The wide-ranging 484-page report details how the country, under Afwerki’s government for the past 22 years, had created a repressive system in which people were routinely arrested at whim, detained, tortured, killed or went missing.
“It is not law that rules Eritreans – but fear,” the report said.
A system of indefinite conscription of all Eritreans forced many to toil in slave-like conditions in the military and other state jobs, sometimes for decades.
Sexual violence against women and girls was also “widespread and indeed notorious in military training camps”, the report said.
“The commission finds that systematic, widespread and gross human rights violations have been and are being committed in Eritrea under the authority of the government,” the report said, adding that some of the abuses “may constitute crimes against humanity”.
In the first reaction to the report by the government, Yemane Ghebremeskel, the director of the Eritrean president’s office, said: “From what I have seen in the introduction, they speak about 550 confidential interviews and 160 submissions. Can you really draw sweeping generalisations from this sample?
“They even admit, rather foolishly to me, that they have stretched the temporal scope of the inquiry to ‘the investigation from the independence of Eritrea until present day’,” he added.
“This is not within their purview in the first place. But in so doing, they reveal their agenda is to reverse/question Eritrea’s independence.”
Scope ‘seldom witnessed’
The three-member commission, which included the UN’s top expert on the rights situation in Eritrea, Sheila Keetharuth, said in a statement that the violations in the country were occurring on a “scope and scale seldom witnessed elsewhere”.
The situation has sparked a massive exodus from Eritrea, which is the second largest source of migrants after Syria who are risking their lives to cross the Mediterranean to get to Europe.

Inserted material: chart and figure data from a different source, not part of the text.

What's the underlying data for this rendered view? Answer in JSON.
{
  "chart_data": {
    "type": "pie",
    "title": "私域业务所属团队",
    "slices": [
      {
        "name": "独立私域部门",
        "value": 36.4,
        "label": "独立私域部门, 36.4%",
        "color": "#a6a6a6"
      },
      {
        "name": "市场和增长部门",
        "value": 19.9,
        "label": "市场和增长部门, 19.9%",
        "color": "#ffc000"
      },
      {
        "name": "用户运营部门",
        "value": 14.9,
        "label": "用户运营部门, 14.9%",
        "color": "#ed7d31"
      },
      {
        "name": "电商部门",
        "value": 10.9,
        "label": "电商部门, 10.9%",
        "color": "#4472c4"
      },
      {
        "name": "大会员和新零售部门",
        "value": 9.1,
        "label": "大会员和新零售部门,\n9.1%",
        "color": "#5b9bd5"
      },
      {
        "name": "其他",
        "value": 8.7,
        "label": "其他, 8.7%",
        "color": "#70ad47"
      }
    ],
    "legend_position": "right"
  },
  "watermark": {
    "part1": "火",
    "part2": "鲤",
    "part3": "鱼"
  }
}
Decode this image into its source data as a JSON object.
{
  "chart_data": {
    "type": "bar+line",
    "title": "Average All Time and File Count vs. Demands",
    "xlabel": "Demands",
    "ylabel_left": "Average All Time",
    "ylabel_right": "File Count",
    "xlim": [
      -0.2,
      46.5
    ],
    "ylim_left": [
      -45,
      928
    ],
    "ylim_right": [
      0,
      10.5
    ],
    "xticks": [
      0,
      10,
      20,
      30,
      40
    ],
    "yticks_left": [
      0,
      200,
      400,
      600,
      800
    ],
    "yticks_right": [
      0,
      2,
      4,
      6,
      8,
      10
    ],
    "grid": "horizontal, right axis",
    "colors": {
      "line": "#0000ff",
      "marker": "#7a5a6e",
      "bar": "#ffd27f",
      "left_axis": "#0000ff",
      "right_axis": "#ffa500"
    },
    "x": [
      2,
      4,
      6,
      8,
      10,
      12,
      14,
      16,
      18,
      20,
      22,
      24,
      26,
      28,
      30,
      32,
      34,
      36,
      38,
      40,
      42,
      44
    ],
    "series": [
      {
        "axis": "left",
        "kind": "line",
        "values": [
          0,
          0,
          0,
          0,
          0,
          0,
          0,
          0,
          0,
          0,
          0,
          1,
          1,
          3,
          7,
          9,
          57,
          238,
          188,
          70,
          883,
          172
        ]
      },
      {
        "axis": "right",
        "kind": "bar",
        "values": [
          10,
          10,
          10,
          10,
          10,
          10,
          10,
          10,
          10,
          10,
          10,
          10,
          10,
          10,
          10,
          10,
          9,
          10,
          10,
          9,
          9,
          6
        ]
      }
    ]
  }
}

“Faced with a seemingly hopeless situation they feel powerless to change, hundreds of thousands of Eritreans are fleeing their country,” the report said.
In mid-2014, the UN refugee agency counted nearly 360,000 refugees worldwide from Eritrea, which broke away from Ethiopia in 1991 after a brutal 30-year independence struggle.
“In desperation, they resort to deadly escape routes through deserts and neighbouring war-torn countries and across dangerous seas in search of safety,” the report said, adding that fleeing Eritreans “risk capture, torture and death at the hands of ruthless human traffickers“.
The investigators urged the international community to welcome fleeing Eritreans, offer them protection and make their migration routes safer and, above all, not send them “back to danger”.
They described a society of mass-surveillance, where neighbours and family members were drafted to inform on each other, and where people could be held for years in horrific conditions without ever knowing what crime they committed.
The report found the existence of such a pervasive control system generated a general climate of fear and mistrust in communities and even within families. A practice of punishing family members for the behaviour of a relative also violated international standards.
It also reported that the government systematically silenced anyone perceived as criticising it or its policies. The government also tortured followers of non-authorised religious denominations and violated due processes of law.
The report also said that what was meant to be the supreme law of the country, the Constitution of 1997, had never been implemented. The National Assembly stopped convening in 2002 and laws were just passed by government decree.
The probe was ordered by the UN Human Rights Council a year ago and the investigators will present their findings to the body on June 23.